RogerBW's Blog

Perl Weekly Challenge 59: linked list and bit sum 12 May 2020

I’ve been doing the Perl Weekly Challenges. The latest involved working with a linked list and determining binary differences.

You are given a linked list and a value k. Write a script to partition the linked list such that all nodes less than k come before nodes greater than or equal to k. Make sure you preserve the original relative order of the nodes in each of the two partitions.

For example:

Linked List: 1 → 4 → 3 → 2 → 5 → 2

k = 3

Expected Output: 1 → 2 → 2 → 4 → 3 → 5.

I'm not at all sure what's important about the linked-ness of this list. We're not living in C-land here; we have reasonably efficient list-splicing operators. So, and particularly given the absence of a data structure definition, I just wrote my solution to operate on a standard list.

my @list=(1,4,3,2,5,2);

Run through the list and store a classifier for each element, whether it should be in the first or second part of the output list.

my @m;
foreach (0..$#list) {
  if ($list[$_] < $k) {
    push @m,1;
  } else {
    push @m,2;
  }
}

Then for each part, push the qualifying elements of the original list.

my @out;
foreach my $mode (1,2) {
  push @out,map {$list[$_]} grep {$m[$_]==$mode} 0..$#m;
}

print join(' → ',@out),"\n";

It turns out that Perl6 has a nifty primitive for this:

my %m=classify { $_ < $k ?? 1 !! 2 }, @list;

my @out;
for 1,2 -> $mode {
  @out.append: %m{$mode}.flat;
}

say join(' → ',@out);

All right, if I had this problem to do in real life it would be really nice to discover this classify keyword waiting for me. (And the related categorize, which does the same sort of thing but allows you to put things into multiple categories at once.)
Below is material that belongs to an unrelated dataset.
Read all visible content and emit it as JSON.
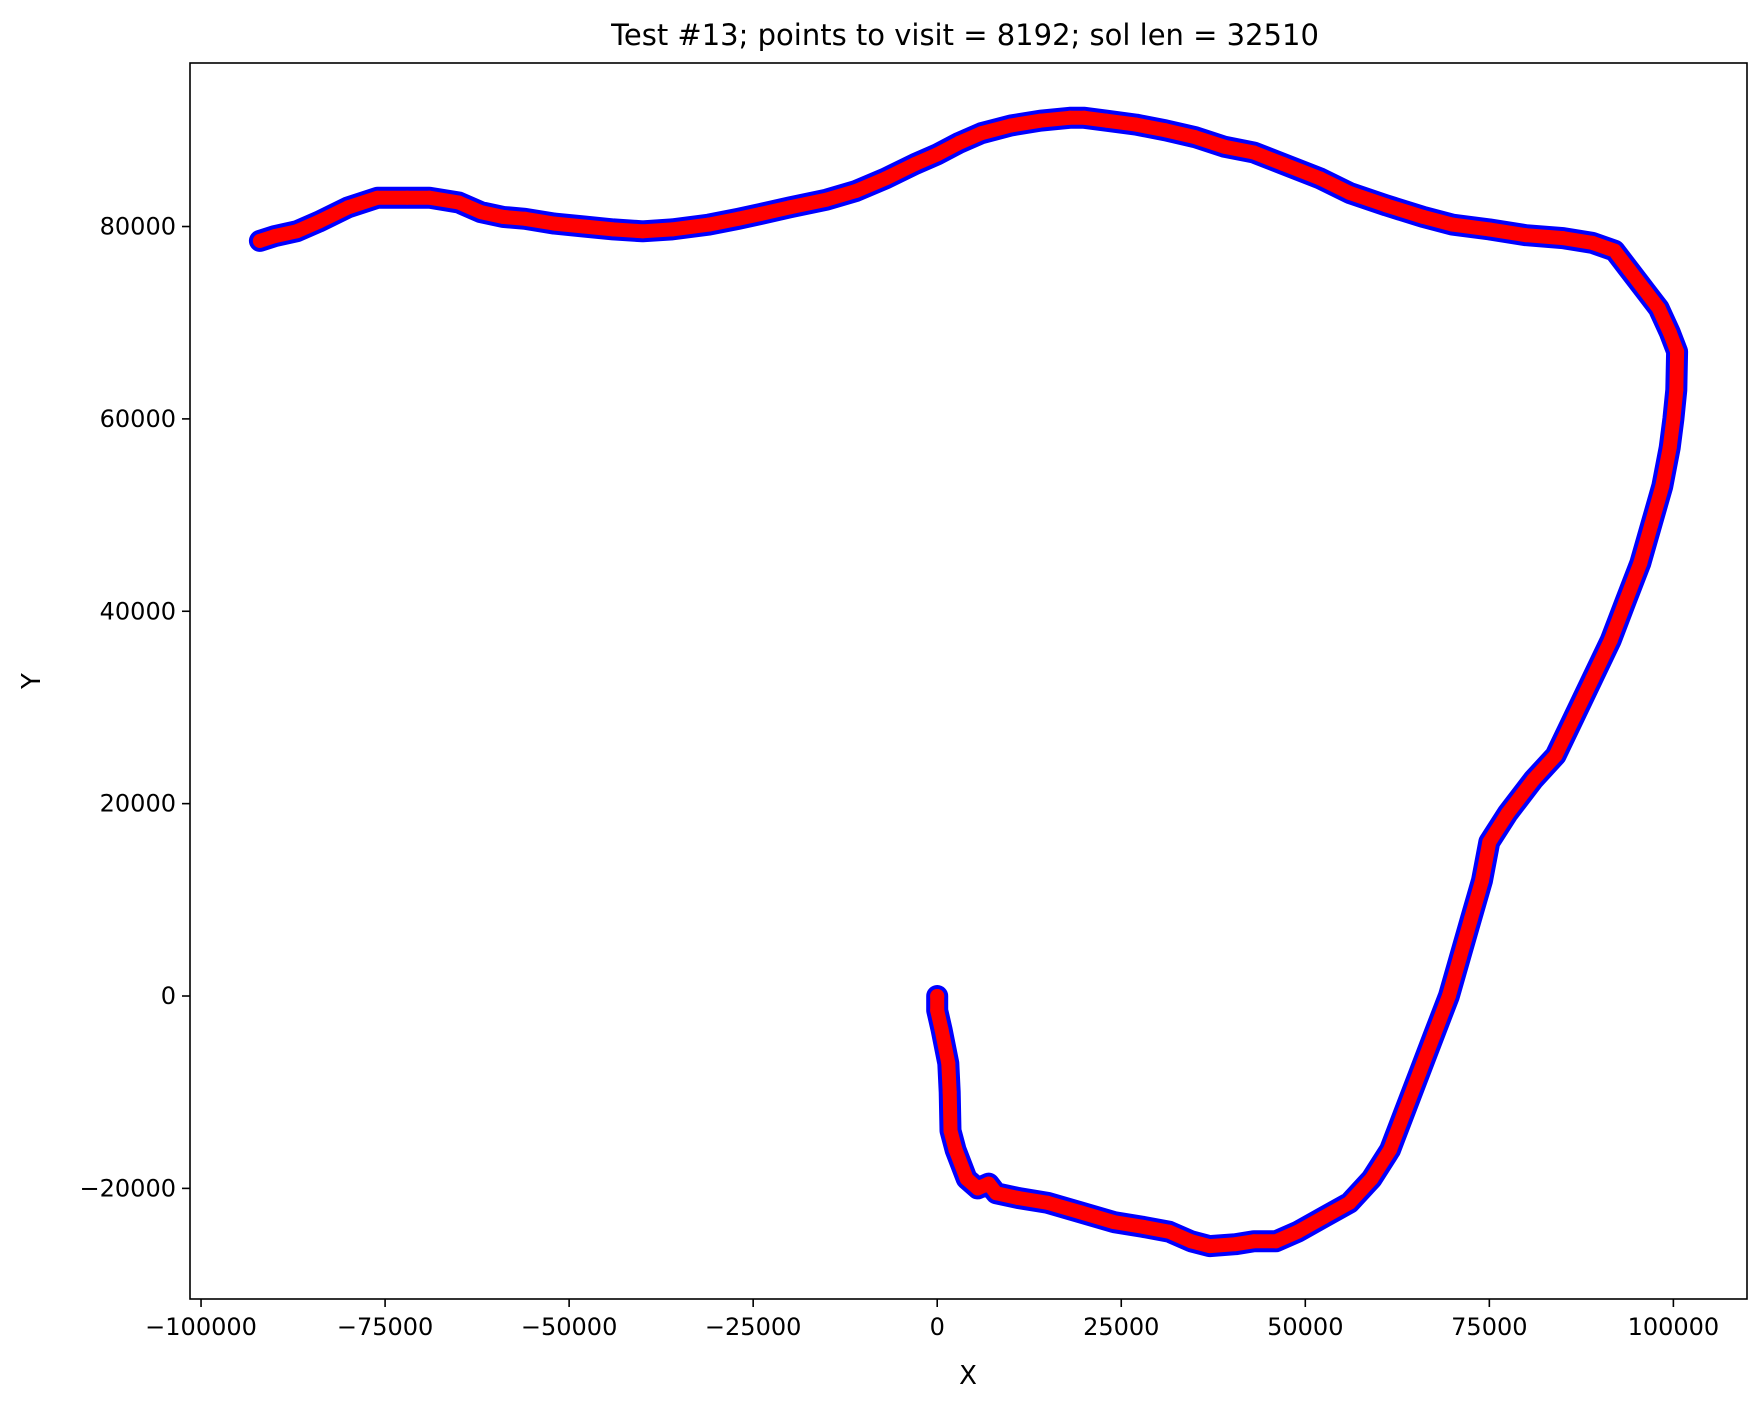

But on the other hand maybe having to load all these obscure and rarely-used bits of code is part of why it's so darn slow.

Helper Function

For this task, you will most likely need a function f(a,b) which returns the count of different bits of binary representation of a and b.

For example, f(1,3) = 1, since:

Binary representation of 1 = 01

Binary representation of 3 = 11

There is only 1 different bit. Therefore the subroutine should return 1. Note that if one number is longer than the other in binary, the most significant bits of the smaller number are padded (i.e., they are assumed to be zeroes).

Script Output

Your script should accept n positive numbers. Your script should sum the result of f(a,b) for every pair of numbers given:

For example, given 2, 3, 4, the output would be 6, since f(2,3) + f(2,4) + f(3,4) = 1 + 2 + 3 = 6

I find that I resent being told how to do the problem. But anyway, here's the wrapper, fairly standard triangular O(n²) stuff:

use List::Util qw(max);
my $s=0;
my @list=(2,3,4);
foreach my $i (0..$#list-1) {
  foreach my $j ($i+1..$#list) {
    $s+=f($list[$i],$list[$j]);
  }
}
print "$s\n";

and here's the function:

sub f {
  my @f=@_;
  my @g=map {[split '',sprintf('%b',$_)]} @f;

So @g is a pair of lists, most-significant-bit first. Then we lengthen the shorter one.

  my $r=max(map{scalar @{$_}} @g);
  foreach my $i (0..$#g) {
    unshift @{$g[$i]},((0) x ($r-scalar @{$g[$i]}));
  }

Now just count up the differences.

  my $d=0;
  map {$d+=($g[0][$_]==$g[1][$_])?0:1} (0..$r-1);
  return $d;
}

Perl6, alas, makes this much harder. Having a list of lists turns out to break all sorts of things, unless you use some magic syntax that I don't know. Anyway, the outer wrapper is mostly the same.

my $s=0;
my @list=(2,3,4);
for 0..@list.end-1 -> $i {
  for $i+1..@list.end -> $j {
    $s+=f([@list[$i],@list[$j]]);
  }
}
say $s;

I ended up having to use two separate list variables @g and @h rather than working with @g[0] and @g[1] which ought to be the representations of the lists. But otherwise the program flow is the same.

sub f (@f) {
  my @g=(map {comb /./,sprintf('%b',$_)}, @f[0]).flat;
  my @h=(map {comb /./,sprintf('%b',$_)}, @f[1]).flat;
  my $r=max(@g.elems,@h.elems);
  @g.prepend(0 xx ($r-@g.elems));
  @h.prepend(0 xx ($r-@h.elems));
  my $d=0;
  map {$d+=(@g[$_]==@h[$_])??0!!1}, (0..$r-1);
  return $d;
}

  1. Posted by Dave at 11:24am on 12 May 2020

    xor would seem a simpler way to find the bit-differences between two integers. Just need to count the 1's in the binary representation of x^y.

  2. Posted by RogerBW at 11:26am on 12 May 2020

    True, probably faster to bit-count once rather than twice.